Berlin’s arson attack has exposed a long-standing German division
As the German capital went dark after an extremist group set fire to a cable bridge, leaving residents without power for days, the nation’s political deeper crisis came to light.
Berlin’s authorities struggled to disguise their helplessness after an arson attack on a cable bridge on 3 January that plunged parts of the city into darkness and cold. Many neighbourhoods were left without electricity or heating for days and with winter temperatures well below seasonal norms, the timing could hardly have been worse. Several hospitals were forced to be evacuated and schools faced closures.
A left-wing, extremist anarchist group claimed responsibility for the fire, framing the attack as part of a global struggle against “climate destruction, digitalisation, artificial intelligence, the arms industry and capitalism”. It said that it sought to disrupt the lives of the city’s wealthy residents, later conceding that cutting power, heating, warm water and even mobile-phone reception for approximately 100,000 people went far beyond its intent, issuing apologies to less well-off Berliners.
For many Germans, the attack was an unsettling reminder of how brittle the systems underpinning everyday urban life have become. Yet the blackout resonated for reasons that go beyond infrastructure and highlighted the country’s increasingly deep-seated divisions.

After the collapse of the so-called “traffic-light” coalition between the Greens, Social Democrats and liberal FDP in 2024, Friedrich Merz, leader of the Christian Democratic Union, promised a Neuanfang – a fresh start intended to stitch the country back together. Instead, Germany’s political fault lines appear to have widened.
This week the far-right Alternative für Deutschland (AfD) party topped national opinion polls, a sobering marker in postwar German politics. Merz, meanwhile, has struggled to command authority beyond his core electorate. His approval rating stands at just 22 per cent – the lowest of any chancellor in the country’s history and hardly the profile of a conciliator.
To critics on the left, Merz is the embodiment of corporate privilege: a wealthy former Blackrock executive perceived to be out of touch from everyday realities. To the right, he is dismissed as hesitant and insufficiently conservative; too attached to the centrist consensus to address cultural anxieties but accused of borrowing the AfD’s rhetoric without offering a coherent agenda of his own.
The arson attack also exposes a long-standing blind spot in German politics. While the nation has invested heavily in confronting right-wing extremism, violence from the far left has not been dealt with in the same way. This asymmetry is rooted in the fear that taking a firmer stance against the radical left could fracture alliances that are deemed essential in the wider struggle against the radical right.
In a country already anxious about economic stagnation, ageing infrastructure and geopolitical vulnerability – compounded by fears of foreign sabotage, particularly from Russia – this selective vigilance deepens the impression that control is slipping. Merz attempted to counter that narrative in his New Year’s address, insisting that “We are not victims of circumstance. We are no one’s geopolitical plaything. Our hands are not tied. We are responsible for our own security and we live in a safe country.”
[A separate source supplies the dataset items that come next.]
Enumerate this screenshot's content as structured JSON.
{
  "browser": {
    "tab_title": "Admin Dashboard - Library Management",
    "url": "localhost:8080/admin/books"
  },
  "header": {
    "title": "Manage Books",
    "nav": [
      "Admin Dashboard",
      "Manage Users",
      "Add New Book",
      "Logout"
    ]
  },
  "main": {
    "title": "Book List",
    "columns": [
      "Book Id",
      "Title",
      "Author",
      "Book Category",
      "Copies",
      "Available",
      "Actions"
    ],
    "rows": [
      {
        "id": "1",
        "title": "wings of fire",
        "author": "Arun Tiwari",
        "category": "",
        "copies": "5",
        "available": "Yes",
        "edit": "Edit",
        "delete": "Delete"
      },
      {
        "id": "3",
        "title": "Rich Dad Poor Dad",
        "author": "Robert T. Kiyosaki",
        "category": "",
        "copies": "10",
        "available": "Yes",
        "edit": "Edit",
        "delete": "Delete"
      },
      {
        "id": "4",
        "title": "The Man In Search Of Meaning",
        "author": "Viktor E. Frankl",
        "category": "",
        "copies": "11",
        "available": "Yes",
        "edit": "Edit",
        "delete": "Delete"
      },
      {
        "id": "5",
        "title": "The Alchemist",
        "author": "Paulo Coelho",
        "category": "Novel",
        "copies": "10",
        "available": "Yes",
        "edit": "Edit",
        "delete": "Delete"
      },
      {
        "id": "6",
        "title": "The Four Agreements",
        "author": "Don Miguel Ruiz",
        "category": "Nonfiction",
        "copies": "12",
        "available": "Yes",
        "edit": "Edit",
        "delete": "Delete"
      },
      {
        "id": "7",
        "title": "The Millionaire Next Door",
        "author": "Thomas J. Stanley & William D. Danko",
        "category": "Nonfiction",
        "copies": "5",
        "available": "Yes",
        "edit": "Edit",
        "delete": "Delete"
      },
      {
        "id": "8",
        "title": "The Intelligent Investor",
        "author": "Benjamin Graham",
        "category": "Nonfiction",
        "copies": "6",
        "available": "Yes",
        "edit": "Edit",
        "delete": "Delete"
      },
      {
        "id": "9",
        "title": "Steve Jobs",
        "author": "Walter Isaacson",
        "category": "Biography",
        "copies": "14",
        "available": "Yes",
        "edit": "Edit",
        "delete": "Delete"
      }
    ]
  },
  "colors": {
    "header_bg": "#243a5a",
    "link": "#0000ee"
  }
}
Germany’s strength, he added, rests “on social cohesion, above all”. But a recent study by the Technical University of Dresden suggests that such cohesion is in short supply. More than four in five Germans say that they perceive the nation as being deeply divided. Yet the research also offers an interesting insight: beneath the rhetoric of polarisation, many positions remain less entrenched than public debate implies.
The tone, however, has indeed hardened. Whether Merz can translate reassurance into resolve will depend, in no small part, on his own – something that he has previously struggled to find. His response to moments such as Berlin’s blackout will shape not only his legacy as a leader but Germany’s ability to steady itself at a time when solidarity has become both the nation’s most invoked ideal and its rarest resource.